Wednesday, December 28, 2011

What would Jesse Do?


These are Southern breakfast biscuits, and they are the real thing.

And Jesse Willis Lewis, a legendary cook of Bay St. Louis, Mississippi, showed me his way to make them. Jesse was the family cook for Marshall Ballard, editor of the" New Orleans Item". Edith Ballard Watts, Mr Ballard's daughter, wrote a book about Jesse and his recipes and dinners, which she says dazzled opera tenors, Catholic bishops, Henry Luce, and H.L. Mencken, (the last no fan of the South, which he called "The Sahara of the Bozart"). The book is"Jesse's Book of Creole and Deep South Recipes".

Anyone who hates lard should click away now, for lard these biscuits have in abundance. On the other hand ,you might want to take a chance on something delicious that arguably might take ten minutes off your life in the distant future. The chances are that your doctor and Big Pharma may get you first when they prescribe you the Next Big Drug that just happens to have leukemia as an "adverse reaction". I would rather take my chances with the biscuits.
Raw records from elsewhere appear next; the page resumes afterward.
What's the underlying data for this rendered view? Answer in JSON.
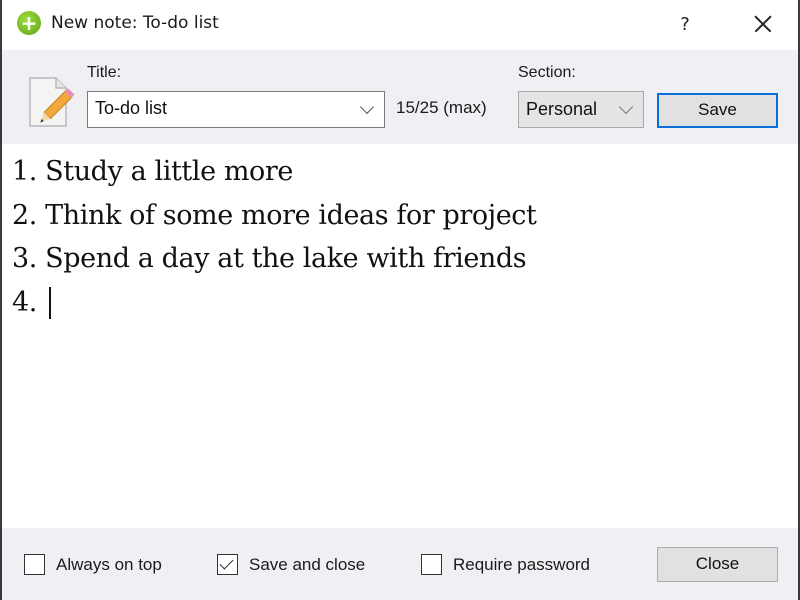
{
  "window": {
    "title": "New note: To-do list",
    "app_icon": "plus-circle-icon",
    "help_label": "?",
    "close_icon": "close-icon"
  },
  "header": {
    "note_icon": "note-pencil-icon",
    "title_label": "Title:",
    "title_value": "To-do list",
    "char_count": "15/25 (max)",
    "section_label": "Section:",
    "section_value": "Personal",
    "save_label": "Save"
  },
  "editor": {
    "lines": [
      "1. Study a little more",
      "2. Think of some more ideas for project",
      "3. Spend a day at the lake with friends",
      "4. "
    ]
  },
  "footer": {
    "always_on_top": {
      "label": "Always on top",
      "checked": false
    },
    "save_and_close": {
      "label": "Save and close",
      "checked": true
    },
    "require_password": {
      "label": "Require password",
      "checked": false
    },
    "close_label": "Close"
  },
  "colors": {
    "accent": "#0a6fd8",
    "panel_bg": "#f0f0f4",
    "app_icon_green": "#6cb520"
  }
}
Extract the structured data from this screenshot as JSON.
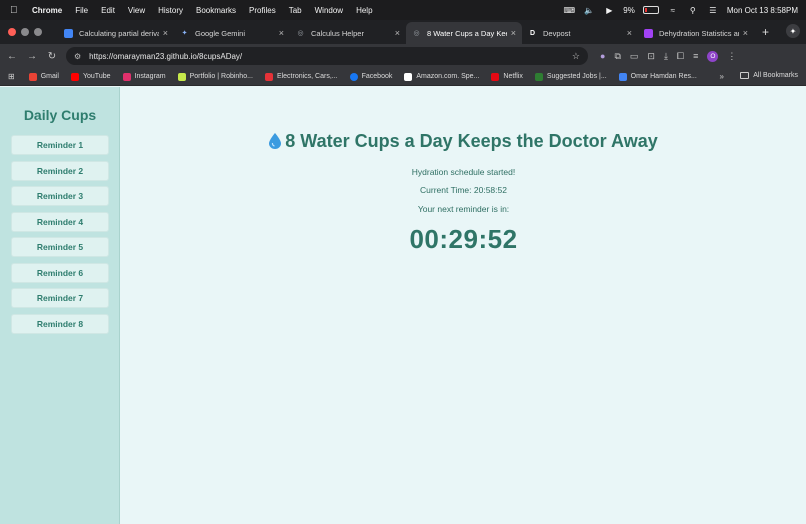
{
  "menubar": {
    "items": [
      "Chrome",
      "File",
      "Edit",
      "View",
      "History",
      "Bookmarks",
      "Profiles",
      "Tab",
      "Window",
      "Help"
    ],
    "battery": "9%",
    "datetime": "Mon Oct 13  8:58PM"
  },
  "tabs": [
    {
      "label": "Calculating partial deriva",
      "icon": "youtube-icon",
      "color": "#4285f4"
    },
    {
      "label": "Google Gemini",
      "icon": "gemini-icon",
      "color": "#8ab4f8"
    },
    {
      "label": "Calculus Helper",
      "icon": "globe-icon",
      "color": "#9aa0a6"
    },
    {
      "label": "8 Water Cups a Day Keep",
      "icon": "globe-icon",
      "color": "#9aa0a6",
      "active": true
    },
    {
      "label": "Devpost",
      "icon": "devpost-icon",
      "color": "#ffffff"
    },
    {
      "label": "Dehydration Statistics an",
      "icon": "chart-icon",
      "color": "#a142f4"
    }
  ],
  "toolbar": {
    "url": "https://omarayman23.github.io/8cupsADay/",
    "profile_initial": "O"
  },
  "bookmarks": {
    "items": [
      {
        "label": "Gmail",
        "color": "#ea4335"
      },
      {
        "label": "YouTube",
        "color": "#ff0000"
      },
      {
        "label": "Instagram",
        "color": "#e1306c"
      },
      {
        "label": "Portfolio | Robinho...",
        "color": "#c6e94b"
      },
      {
        "label": "Electronics, Cars,...",
        "color": "#e53238"
      },
      {
        "label": "Facebook",
        "color": "#1877f2"
      },
      {
        "label": "Amazon.com. Spe...",
        "color": "#ffffff"
      },
      {
        "label": "Netflix",
        "color": "#e50914"
      },
      {
        "label": "Suggested Jobs |...",
        "color": "#2e7d32"
      },
      {
        "label": "Omar Hamdan Res...",
        "color": "#4285f4"
      }
    ],
    "more": "»",
    "all_label": "All Bookmarks"
  },
  "sidebar": {
    "title": "Daily Cups",
    "reminders": [
      "Reminder 1",
      "Reminder 2",
      "Reminder 3",
      "Reminder 4",
      "Reminder 5",
      "Reminder 6",
      "Reminder 7",
      "Reminder 8"
    ]
  },
  "main": {
    "title": "8 Water Cups a Day Keeps the Doctor Away",
    "status": "Hydration schedule started!",
    "current_time": "Current Time: 20:58:52",
    "next_label": "Your next reminder is in:",
    "countdown": "00:29:52"
  }
}
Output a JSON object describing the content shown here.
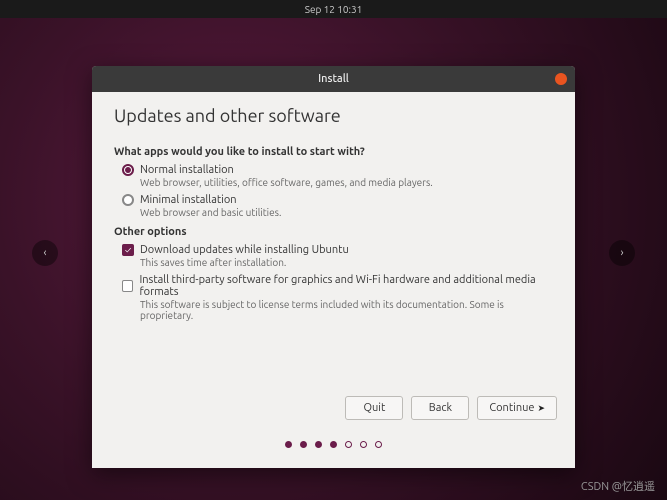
{
  "topbar": {
    "datetime": "Sep 12  10:31"
  },
  "nav": {
    "left_glyph": "‹",
    "right_glyph": "›"
  },
  "window": {
    "title": "Install"
  },
  "page": {
    "heading": "Updates and other software",
    "section1": "What apps would you like to install to start with?",
    "normal_label": "Normal installation",
    "normal_desc": "Web browser, utilities, office software, games, and media players.",
    "minimal_label": "Minimal installation",
    "minimal_desc": "Web browser and basic utilities.",
    "section2": "Other options",
    "download_label": "Download updates while installing Ubuntu",
    "download_desc": "This saves time after installation.",
    "thirdparty_label": "Install third-party software for graphics and Wi-Fi hardware and additional media formats",
    "thirdparty_desc": "This software is subject to license terms included with its documentation. Some is proprietary."
  },
  "buttons": {
    "quit": "Quit",
    "back": "Back",
    "continue": "Continue"
  },
  "progress": {
    "total": 7,
    "filled": 4
  },
  "credit": "CSDN @忆逍遥"
}
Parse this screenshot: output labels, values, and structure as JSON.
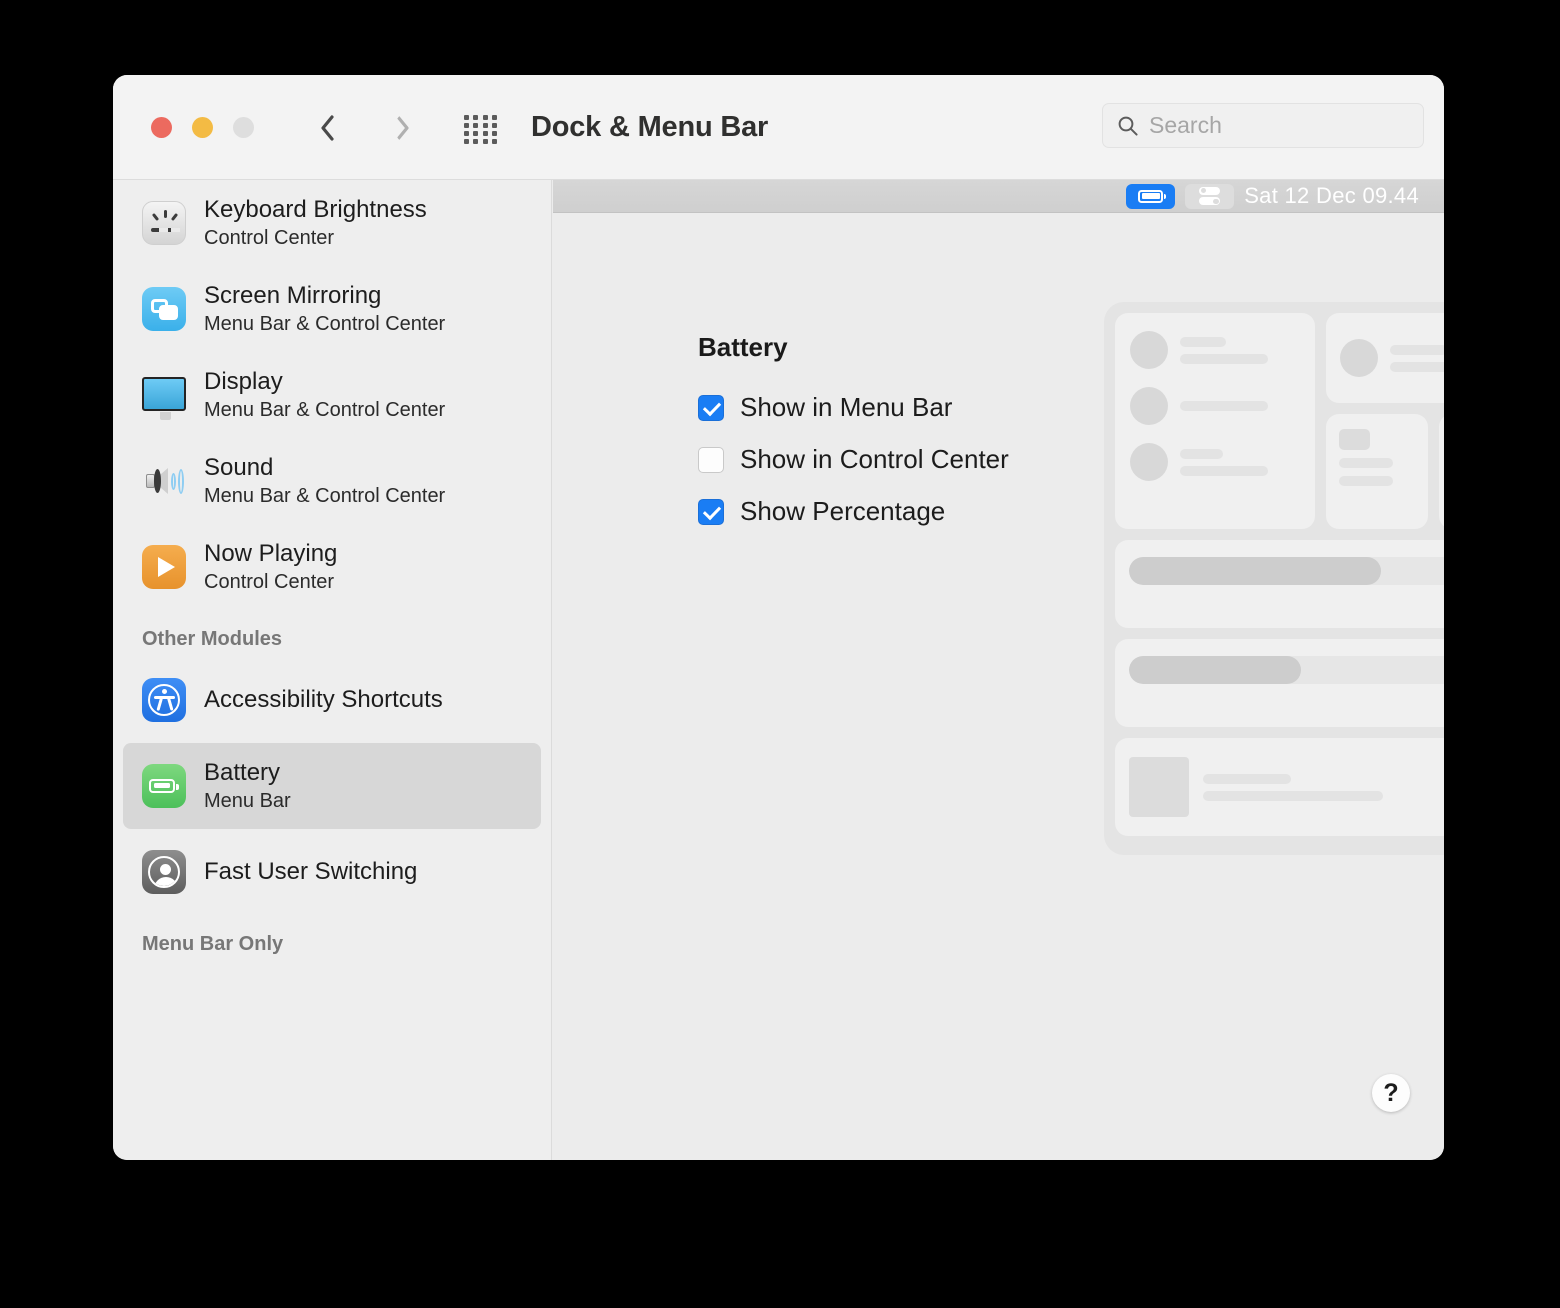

Jesse's recipe is very forgiving. I know this because it forgave me. I have the bad habit of looking at the ingredients and ignoring the directions. Regular cooking may overlook this but baking will smote you down every time. Just not with this recipe. I added the milk before I cut the lard into the flour. This created a doughy mess I had to cure by adding more flour. What was the worst that could happen I wondered? I can always give the biscuits, or whatever comes out of the oven in their place, to the beagle and the possums. And then I did something worse- I worked the lard into the dough with my fingers. For an eternity. I knew this would be fatal. Rigor mortis would set in after 5 minutes at 500 degrees. A Yankee kills another batch of biscuits-

But I didn't. Butter. Strawberry jam made from Portland, Tennessee strawberries. Lard heaven! I ate four biscuits, 2 Jimmy Dean sausages, and a fried egg. Then I drank a glass of pomegranate juice, which is supposed to be some kind of life preservative. Maybe breakfast would only shorten my life by five minutes, if the juice kicked in.


Jesse's Old Fashioned Hot Biscuits


2 cups of non-self -rising flour.

1 tsp salt.

1 teaspoon of sugar.

2 teaspoons of baking powder.

6 level tablespoons of lard.

1 cup sweet milk.



Sift the dry ingredients into a bowl.Then add the lard and cut it into the dough with the edge of a spoon until it is the size of peas. Then stir in the milk. Put flour on a board, put the dough on it, then roll the dough out till it is 1/2 inch thick. Cut out biscuits with a glass or a biscuit cutter. Place on a greased baking sheet and bake 10 t0 15 minutes at 500 degrees.

Makes 12 to 15 biscuits.


And remember- I did this backwards. And it still worked.